I have defined a binary tree:

data Tree = Null | Node Tree Int Tree

and have implemented a function that'll yield the sum of the values of all its nodes:

sumOfValues :: Tree -> Int
sumOfValues Null = 0
sumOfValues (Node Null v Null) = v
sumOfValues (Node Null v t2) = v + (sumOfValues t2)
sumOfValues (Node t1 v Null) = v + (sumOfValues t1)
sumOfValues (Node t1 v t2) = v + (sumOfValues t1) + (sumOfValues t2)

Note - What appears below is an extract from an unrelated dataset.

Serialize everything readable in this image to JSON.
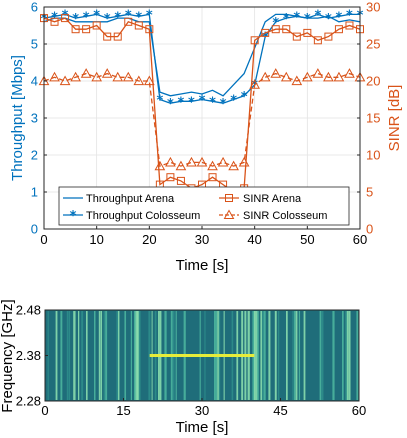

It works as expected. I had the idea of also trying to implement it using guards:

sumOfValues2 :: Tree -> Int
sumOfValues2 Null = 0
sumOfValues2 (Node t1 v t2)
    | t1 == Null && t2 == Null  = v
    | t1 == Null            = v + (sumOfValues2 t2)
    |               t2 == Null  = v + (sumOfValues2 t1)
    |   otherwise       = v + (sumOfValues2 t1) + (sumOfValues2 t2)

but this one doesn't work because I haven't implemented Eq, I believe:

No instance for (Eq Tree)
  arising from a use of `==' at zzz3.hs:13:3-12
Possible fix: add an instance declaration for (Eq Tree)
In the first argument of `(&&)', namely `t1 == Null'
In the expression: t1 == Null && t2 == Null
In a stmt of a pattern guard for
             the definition of `sumOfValues2':
        t1 == Null && t2 == Null

The question that has to be made, then, is how can Haskell make pattern matching without knowing when a passed argument matches, without resorting to Eq?